Myth: Green schools do not improve student health.
Fact: Green schools improve health through safer construction materials, cleaner air, and increased daylight and views to the outdoors. Green schools emphasize high indoor air quality by improving air circulation, removing toxic materials, and reducing CO2 emissions. Nurses at green schools have reported fewer clinic visits, fewer complaints of eye-nose-throat irritation, and fewer asthma-related incidents, all of which contribute to improved student health and decreased absenteeism.
Myth: Green schools do not improve student performance.
Fact: Green schools have cleaner air, high-quality acoustics, temperature control systems and daylighting strategies to create welcoming learning environments that keep students focused and alert. Recent studies, such as those compiled in Harvard’s 2017 Schools for Health report, have supported the impact that such measures have on student health and performance.
Myth: Green schools will not withstand our state’s severe weather.

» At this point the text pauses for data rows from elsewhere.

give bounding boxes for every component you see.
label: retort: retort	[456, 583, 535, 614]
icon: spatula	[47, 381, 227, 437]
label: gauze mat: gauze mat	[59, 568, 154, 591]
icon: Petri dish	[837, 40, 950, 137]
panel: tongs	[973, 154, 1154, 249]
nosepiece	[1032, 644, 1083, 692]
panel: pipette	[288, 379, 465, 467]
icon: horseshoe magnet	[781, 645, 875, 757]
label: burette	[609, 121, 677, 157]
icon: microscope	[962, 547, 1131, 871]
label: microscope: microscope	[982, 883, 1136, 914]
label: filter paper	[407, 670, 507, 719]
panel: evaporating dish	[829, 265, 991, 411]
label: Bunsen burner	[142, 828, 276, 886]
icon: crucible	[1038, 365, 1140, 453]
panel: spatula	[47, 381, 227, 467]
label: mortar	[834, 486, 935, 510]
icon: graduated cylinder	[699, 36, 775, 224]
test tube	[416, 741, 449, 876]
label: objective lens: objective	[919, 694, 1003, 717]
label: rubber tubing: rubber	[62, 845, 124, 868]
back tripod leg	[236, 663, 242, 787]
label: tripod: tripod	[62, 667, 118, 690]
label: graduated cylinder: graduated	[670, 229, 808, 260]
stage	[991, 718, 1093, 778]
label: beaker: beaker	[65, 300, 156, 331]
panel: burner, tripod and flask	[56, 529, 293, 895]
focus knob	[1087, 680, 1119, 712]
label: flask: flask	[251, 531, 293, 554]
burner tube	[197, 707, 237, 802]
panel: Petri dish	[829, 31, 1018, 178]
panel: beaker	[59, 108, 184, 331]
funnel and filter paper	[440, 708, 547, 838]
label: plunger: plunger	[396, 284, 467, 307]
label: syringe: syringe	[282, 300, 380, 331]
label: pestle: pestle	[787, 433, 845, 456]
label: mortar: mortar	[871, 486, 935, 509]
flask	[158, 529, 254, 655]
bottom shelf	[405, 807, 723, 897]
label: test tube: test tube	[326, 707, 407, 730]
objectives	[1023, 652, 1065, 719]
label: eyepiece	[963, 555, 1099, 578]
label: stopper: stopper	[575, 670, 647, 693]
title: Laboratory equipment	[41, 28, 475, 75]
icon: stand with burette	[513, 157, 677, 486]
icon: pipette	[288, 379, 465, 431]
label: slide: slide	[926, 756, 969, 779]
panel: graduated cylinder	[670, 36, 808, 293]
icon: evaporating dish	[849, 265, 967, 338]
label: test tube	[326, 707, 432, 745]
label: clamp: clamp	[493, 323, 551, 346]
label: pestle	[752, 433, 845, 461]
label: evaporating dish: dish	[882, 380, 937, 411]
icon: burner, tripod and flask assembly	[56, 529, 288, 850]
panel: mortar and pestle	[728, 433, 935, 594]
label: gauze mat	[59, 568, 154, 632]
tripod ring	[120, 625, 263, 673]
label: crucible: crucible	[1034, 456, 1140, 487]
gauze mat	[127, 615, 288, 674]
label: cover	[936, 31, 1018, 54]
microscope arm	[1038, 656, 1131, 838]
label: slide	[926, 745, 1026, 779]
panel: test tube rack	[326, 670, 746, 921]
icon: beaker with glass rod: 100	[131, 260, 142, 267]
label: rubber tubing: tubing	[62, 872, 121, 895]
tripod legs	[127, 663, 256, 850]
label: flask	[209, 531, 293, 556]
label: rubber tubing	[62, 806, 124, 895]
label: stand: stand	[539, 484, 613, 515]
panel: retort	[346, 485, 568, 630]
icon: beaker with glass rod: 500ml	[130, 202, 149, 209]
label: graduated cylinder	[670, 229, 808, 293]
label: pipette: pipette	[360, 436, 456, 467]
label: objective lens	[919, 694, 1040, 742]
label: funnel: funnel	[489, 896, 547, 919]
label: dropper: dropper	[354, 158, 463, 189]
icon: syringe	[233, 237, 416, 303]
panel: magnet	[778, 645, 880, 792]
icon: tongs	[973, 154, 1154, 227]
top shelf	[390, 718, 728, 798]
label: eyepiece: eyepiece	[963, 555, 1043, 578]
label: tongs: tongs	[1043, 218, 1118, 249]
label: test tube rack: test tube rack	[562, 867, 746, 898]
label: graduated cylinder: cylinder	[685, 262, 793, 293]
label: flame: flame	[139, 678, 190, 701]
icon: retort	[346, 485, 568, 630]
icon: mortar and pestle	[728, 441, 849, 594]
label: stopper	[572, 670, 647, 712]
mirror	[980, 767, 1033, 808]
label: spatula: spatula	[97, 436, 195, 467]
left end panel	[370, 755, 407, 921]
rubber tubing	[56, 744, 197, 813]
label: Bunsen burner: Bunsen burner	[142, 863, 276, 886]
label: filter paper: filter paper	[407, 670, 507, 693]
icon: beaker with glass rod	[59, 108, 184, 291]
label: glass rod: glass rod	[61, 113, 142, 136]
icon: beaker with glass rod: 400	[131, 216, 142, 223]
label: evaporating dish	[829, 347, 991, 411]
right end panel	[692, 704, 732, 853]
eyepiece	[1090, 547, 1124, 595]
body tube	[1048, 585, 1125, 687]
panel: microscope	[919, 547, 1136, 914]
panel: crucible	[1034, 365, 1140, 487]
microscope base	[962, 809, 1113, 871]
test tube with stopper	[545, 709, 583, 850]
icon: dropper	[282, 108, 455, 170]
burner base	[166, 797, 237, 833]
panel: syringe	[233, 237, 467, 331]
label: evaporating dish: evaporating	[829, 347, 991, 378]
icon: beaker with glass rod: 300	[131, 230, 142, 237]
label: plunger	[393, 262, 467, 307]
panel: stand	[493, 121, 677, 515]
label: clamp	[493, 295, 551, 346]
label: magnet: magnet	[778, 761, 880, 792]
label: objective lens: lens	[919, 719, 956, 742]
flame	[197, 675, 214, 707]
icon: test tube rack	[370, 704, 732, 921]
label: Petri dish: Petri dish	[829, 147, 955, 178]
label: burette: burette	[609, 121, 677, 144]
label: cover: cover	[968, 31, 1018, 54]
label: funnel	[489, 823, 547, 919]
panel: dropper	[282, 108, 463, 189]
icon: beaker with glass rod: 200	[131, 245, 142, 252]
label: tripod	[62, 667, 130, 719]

Fact: Green schools are built to code. All new schools, green or conventional, must be built to code and are designed to withstand severe weather. Jurisdictions decide what structural, seismic, hurricane-resistant or flood-resistant measures their code will require along with all other fire and safety requirements, and these requirements are compatible with all LEED certification requirements.
Myth: Green schools can’t use wood grown in our state, because LEED won’t let them.
Fact: LEED doesn’t prohibit the use of local wood; in fact, it rewards the use of materials acquired locally (within a 500-mile radius). LEED also rewards the use of wood that has been certified to be grown and harvested in an environmentally responsible way. Both of these strategies are rewarded through points that are optional to achieve. As an organization, we are committed to helping everyone in the building industry, including foresters, to improve the sustainability of their business practices. LEED is all about using resources wisely.
Myth: LEED-certified buildings don’t perform as expected.
Fact: LEED-certified buildings that are performing as designed are proven to save energy, water and money. Proper operation and maintenance of a green building is required to see the performance that is expected, and fine-tuning can take some initial work and staff training to achieve. Designers, engineers, contractors and building product suppliers involved in the design and construction of the school can be called on to help achieve the correct performance.
Myth: Green building codes are a replacement for green building rating systems like LEED.
Fact: Above-code green building rating systems, like LEED, are both distinct from and complementary to a region’s existing green building codes. To build truly sustainable schools, neighborhoods and communities, it’s not a choice between codes or rating systems. The LEED rating system complements the aims of a green code by providing a leadership opportunity for those interested in demonstrating a firm, high-level commitment to the environment and human health. LEED and code agencies learn from one another and continuously improve content, implementation and results.